Dal paradiso all’inferno, il patto di Mefistofele
A teatro Apertura della stagione al teatro dell'Opera con l'opera di Arrigo Boito dal Faust di Goethe
A teatro Apertura della stagione al teatro dell'Opera con l'opera di Arrigo Boito dal Faust di Goethe
Ad apertura di sipario, la scena, candidissima, mostra tre loggiati dove abitano figure ugualmente candide, con un candido velo che copre i capelli. Sul piano della scena bambini candidissimi stanno addossati alla parete. È il paradiso, dove Mefistofele sale – una scala a chiocciola metallica con in cima una tribuna – per fare un patto con Dio. È il prologo del libro di Giobbe, che Goethe riutilizza sostituendo Faust a Giobbe come oggetto del patto. Ma le somiglianze con Goethe finiscono qui. L’intenzione, e il vanto, di Arrigo Boito era di portare sulla scena, musicalmente, non scene dal Faust, come Schumann o la sola vicenda di Margherita, come Gounod e Berlioz, bensì l’intero, titanico, dramma, dal patto alla salvezza. Il risultato è invece modesto. A cominciare dal cambio di prospettiva: il diavolo al posto dell’uomo, come protagonista. La durissima analisi che Sapegno tratteggia della Scapigliatura milanese, come di una ritardata e inadeguata esplosione romantica in un paese che non ha conosciuto il romanticismo, coglie il nodo della questione.

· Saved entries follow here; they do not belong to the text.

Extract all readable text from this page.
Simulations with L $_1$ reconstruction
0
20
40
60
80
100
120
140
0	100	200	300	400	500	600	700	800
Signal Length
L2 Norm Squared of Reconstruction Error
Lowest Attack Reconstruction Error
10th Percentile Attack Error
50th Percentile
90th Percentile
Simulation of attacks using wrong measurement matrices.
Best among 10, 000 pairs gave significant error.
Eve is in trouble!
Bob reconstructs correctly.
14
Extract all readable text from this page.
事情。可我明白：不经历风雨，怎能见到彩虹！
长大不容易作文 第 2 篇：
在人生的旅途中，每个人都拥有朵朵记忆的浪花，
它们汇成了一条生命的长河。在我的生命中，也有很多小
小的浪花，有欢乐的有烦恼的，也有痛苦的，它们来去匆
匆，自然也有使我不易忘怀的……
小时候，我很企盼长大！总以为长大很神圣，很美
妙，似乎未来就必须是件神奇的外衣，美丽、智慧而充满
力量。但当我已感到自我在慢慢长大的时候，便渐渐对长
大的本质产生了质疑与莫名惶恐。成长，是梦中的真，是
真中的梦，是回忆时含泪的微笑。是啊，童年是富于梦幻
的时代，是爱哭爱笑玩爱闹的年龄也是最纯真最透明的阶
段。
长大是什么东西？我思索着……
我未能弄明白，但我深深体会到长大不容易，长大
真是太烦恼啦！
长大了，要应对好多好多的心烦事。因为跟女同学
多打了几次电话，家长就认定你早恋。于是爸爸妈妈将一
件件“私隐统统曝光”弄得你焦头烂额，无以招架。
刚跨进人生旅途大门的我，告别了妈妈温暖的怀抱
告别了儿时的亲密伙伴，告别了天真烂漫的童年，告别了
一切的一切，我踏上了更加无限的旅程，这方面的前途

GOETHE, che non è un romantico, è però l’idolo dei romantici. Che, però, accantonano il messaggio illuministico per cogliere il poeta delle passioni. Boito, e gli scapigliati, vi aggiungono un gusto del demoniaco ma fraintendono ciò che Goethe intende per demoniaco. Ne esce fuori un pasticcio velleitario che rasenta il Kitsch e il ridicolo. Oltretutto Boito non possiede, come Verdi o Wagner, gli strumenti musicali per inventarsi una nuova drammaturgia, e perciò il suo progetto è destinato al fallimento, a produrre un dramma lillipuziano da un soggetto gigantesco. Simon Stone sembra intuirlo, e di fatti poi le scene terrene non sono così diverse dalla scena paradisiaca.
UNA UNIFORME tinta bianca percorre tutto lo spettacolo, il diavolo è un pagliaccio – in Goethe un cane barbone, in Boito un frate – che poi diventa una sorta di prestigiatore o intrattenitore. Ma dimentichiamo Goethe. La fragilissima intelaiatura del dramma, la striminzita Elena che sembra una parodia neoclassica, il sabba da baraccone, finiscono per allietare e divertire il pubblico che applaude anche a scena aperta e decreta alla fine un trionfo per tutti.
Mefistofele inaugurava la stagione 2023-2024 del Teatro dell’Opera di Roma. Teatro stracolmo. Il bric-à-brac piace al pubblico di una società ridotta ormai anch’essa a un bricà-brac. Ma gli applausi erano meritati. Stone ha costruito uno spettacolo ironico e divertente, Michele Mariotti si è sforzato di dare spessore a una musica che non ne ha, Joshua Guerrero, Faust, e John Relyea, Mefistofele, hanno bene indossato i panni di fantocci da circo, Maria Agresta, nelle parti di Margherita e di Elena, ha dato credibilità a personaggi che non ne hanno, e tutti gli altri interpreti hanno bene assolto ai loro ruoli. Un elogio particolare al coro, che forse è il vero protagonista dello spettacolo e, a seconda delle scene, dà il giusto senso d’immobilità o di confuso movimento che la situazione richiede. Repliche fino al 5 dicembre.